Go for a walk or a run or a game some mornings or evenings. A healthy body is important for success in college. Teenagers go through hormonal changes as they approach adulthood, so do not be too perturbed if you put on a few more pounds. Housework can also be some form of exercise. If you have the luxury of staying home or in a rented apartment and have a television and ironing board, you might schedule in a weekend slot for ironing and television. Keep yourself standing so that you are not enticed to the couch and set your alarm clock so that you do not go beyond the allocated time.
If you view partying in its right perspective, it is fine to have fun at parties organised by trusted friends. Keep partying to a night before a scheduled holiday or weekend the next day, and never on a Sunday night, so that you can recover from all the excitement and not upset your weekday study schedule.
* Make use of pockets of time.
You will find yourself waiting for the bus to arrive, for the lecturer or tutor to arrive, for lunch to be served, for the bathroom to be vacant and for a host of other events. If you divide your daily schedule fourteen hour blocks, and you spend waiting five minutes here and there, you find yourself waiting almost an hour for something to happen everyday. If you multiply that by seven, you waste a full seven hours waiting around. Turn those waiting moments into usefulness. Keep a personal data assistant or a note book and pen in your bag. You can spend those precious minutes working on ideas for an assignment.
Make full use of the time between sessions at college that would otherwise be wasted on mindless chatter or daydreaming.
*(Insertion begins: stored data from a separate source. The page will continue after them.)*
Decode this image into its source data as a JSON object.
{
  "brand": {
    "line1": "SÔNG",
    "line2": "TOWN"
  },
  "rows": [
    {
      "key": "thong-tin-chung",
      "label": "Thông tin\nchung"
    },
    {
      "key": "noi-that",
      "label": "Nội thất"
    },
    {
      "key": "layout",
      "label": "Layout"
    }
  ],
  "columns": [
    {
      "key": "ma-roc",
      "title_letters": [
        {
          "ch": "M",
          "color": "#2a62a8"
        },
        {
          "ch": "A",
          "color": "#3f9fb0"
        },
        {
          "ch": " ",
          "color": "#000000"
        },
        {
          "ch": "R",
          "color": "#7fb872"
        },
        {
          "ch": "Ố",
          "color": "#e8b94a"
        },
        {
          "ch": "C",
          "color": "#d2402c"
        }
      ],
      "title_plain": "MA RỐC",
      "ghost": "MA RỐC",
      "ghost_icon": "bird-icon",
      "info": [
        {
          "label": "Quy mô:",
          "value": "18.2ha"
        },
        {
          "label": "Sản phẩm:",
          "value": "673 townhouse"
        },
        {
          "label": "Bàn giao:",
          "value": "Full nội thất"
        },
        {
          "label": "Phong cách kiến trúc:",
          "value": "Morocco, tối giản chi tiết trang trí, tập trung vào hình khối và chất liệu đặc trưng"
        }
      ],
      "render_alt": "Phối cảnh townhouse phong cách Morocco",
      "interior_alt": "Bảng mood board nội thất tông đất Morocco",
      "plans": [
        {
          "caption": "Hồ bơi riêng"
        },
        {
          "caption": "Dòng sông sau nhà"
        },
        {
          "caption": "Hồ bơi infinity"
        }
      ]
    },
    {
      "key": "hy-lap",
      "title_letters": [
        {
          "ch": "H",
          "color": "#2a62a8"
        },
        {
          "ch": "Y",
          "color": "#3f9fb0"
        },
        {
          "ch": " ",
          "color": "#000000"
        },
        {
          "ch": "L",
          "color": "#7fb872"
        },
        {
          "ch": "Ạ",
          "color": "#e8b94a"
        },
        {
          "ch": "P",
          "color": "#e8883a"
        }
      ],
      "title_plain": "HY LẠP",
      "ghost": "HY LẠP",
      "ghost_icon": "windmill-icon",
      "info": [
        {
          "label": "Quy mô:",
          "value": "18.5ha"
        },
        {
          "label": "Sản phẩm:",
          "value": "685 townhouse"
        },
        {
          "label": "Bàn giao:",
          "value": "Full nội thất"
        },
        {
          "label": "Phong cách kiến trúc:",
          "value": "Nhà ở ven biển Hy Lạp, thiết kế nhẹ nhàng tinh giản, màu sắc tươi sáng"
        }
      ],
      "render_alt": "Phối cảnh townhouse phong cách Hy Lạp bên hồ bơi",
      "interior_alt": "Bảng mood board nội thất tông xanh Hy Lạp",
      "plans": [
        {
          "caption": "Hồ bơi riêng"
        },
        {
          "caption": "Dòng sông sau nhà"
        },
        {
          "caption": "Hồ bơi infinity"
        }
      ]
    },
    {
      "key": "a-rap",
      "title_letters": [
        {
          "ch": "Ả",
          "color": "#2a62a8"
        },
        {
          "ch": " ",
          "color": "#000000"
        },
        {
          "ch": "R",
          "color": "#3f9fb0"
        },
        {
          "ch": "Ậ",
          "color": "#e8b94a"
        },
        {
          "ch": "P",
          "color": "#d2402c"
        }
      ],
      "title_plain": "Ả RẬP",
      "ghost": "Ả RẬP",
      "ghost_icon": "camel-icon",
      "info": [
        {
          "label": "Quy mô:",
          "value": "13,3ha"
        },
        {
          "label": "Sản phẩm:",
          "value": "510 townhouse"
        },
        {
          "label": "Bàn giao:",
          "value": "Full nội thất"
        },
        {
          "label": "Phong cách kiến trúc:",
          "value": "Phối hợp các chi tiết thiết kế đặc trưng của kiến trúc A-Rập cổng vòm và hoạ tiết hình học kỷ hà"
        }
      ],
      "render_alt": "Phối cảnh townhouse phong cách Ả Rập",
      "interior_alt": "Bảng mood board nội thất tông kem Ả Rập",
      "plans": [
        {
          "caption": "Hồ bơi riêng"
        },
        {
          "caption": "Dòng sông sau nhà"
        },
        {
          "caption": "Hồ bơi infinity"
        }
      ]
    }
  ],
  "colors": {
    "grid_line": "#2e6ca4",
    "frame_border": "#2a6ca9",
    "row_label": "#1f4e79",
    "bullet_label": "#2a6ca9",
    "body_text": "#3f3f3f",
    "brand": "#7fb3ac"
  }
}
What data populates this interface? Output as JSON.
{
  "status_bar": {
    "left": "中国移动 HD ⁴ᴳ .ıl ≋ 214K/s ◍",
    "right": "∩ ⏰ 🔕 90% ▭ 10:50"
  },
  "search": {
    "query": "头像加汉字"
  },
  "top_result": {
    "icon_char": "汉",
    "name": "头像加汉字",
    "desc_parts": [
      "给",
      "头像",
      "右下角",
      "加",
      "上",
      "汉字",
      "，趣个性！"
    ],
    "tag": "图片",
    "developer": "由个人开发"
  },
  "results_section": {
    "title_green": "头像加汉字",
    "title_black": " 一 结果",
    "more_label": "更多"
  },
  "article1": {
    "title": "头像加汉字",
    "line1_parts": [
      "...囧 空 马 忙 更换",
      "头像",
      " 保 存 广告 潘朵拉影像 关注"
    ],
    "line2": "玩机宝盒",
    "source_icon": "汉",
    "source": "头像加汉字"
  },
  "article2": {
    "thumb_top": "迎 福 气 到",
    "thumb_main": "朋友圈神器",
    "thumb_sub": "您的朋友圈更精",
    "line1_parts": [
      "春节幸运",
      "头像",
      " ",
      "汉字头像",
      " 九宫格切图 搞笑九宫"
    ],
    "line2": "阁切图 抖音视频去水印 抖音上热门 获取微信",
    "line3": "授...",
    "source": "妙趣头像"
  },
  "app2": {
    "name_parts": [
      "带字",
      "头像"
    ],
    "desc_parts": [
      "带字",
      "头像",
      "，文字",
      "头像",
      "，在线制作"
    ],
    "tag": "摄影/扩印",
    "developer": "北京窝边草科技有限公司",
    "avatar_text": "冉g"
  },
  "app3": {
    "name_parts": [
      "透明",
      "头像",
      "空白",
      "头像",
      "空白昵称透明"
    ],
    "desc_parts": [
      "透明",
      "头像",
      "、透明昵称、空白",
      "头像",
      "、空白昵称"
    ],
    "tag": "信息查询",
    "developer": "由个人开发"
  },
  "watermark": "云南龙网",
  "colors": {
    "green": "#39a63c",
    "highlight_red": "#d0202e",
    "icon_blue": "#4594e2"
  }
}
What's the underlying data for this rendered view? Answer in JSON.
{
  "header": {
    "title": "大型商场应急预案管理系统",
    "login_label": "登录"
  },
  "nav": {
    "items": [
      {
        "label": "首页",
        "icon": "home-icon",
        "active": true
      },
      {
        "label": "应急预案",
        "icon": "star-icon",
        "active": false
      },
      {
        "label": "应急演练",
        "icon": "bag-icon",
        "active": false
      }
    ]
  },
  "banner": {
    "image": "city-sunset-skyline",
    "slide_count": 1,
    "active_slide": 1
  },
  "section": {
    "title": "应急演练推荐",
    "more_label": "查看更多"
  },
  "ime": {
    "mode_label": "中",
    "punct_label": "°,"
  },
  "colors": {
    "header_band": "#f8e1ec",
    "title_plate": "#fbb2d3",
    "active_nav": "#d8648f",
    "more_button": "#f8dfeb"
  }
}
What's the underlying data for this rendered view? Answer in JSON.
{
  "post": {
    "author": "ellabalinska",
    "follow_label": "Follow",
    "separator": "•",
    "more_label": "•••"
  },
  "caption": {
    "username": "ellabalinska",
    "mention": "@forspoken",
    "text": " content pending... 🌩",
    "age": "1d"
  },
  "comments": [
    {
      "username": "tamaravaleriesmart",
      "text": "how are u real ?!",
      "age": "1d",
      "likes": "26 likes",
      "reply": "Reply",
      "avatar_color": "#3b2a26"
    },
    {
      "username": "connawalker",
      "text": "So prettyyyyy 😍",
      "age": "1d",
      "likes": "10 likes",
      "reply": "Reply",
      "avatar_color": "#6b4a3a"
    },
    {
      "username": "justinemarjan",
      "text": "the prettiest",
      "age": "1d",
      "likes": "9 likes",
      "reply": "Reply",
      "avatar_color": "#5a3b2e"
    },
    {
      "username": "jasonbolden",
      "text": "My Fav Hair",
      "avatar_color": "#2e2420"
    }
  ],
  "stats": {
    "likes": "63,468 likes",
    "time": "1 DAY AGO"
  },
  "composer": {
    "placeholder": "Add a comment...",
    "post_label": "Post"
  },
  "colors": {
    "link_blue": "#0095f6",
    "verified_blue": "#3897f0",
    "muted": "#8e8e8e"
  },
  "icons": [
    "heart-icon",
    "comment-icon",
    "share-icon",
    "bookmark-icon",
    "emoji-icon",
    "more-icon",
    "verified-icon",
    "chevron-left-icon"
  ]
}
If you make it a routine to review and revise the day’s lesson notes while waiting for the next lecture or tutorial to begin, your brains will begin to connect the new information with old ones and you will find understanding your lessons easier as the notes accumulate. Make it a habit to clarify what you have not understood the soonest possible.
The sooner your body is conditioned to the blocks of time spent on the various activities, the easier it is for you to adjust to changes that may come along and not be overwhelmed by a sudden overload of activities. You will also enjoy your college days, earn your well-deserved degree and have no lack of anything during those wonderful college years.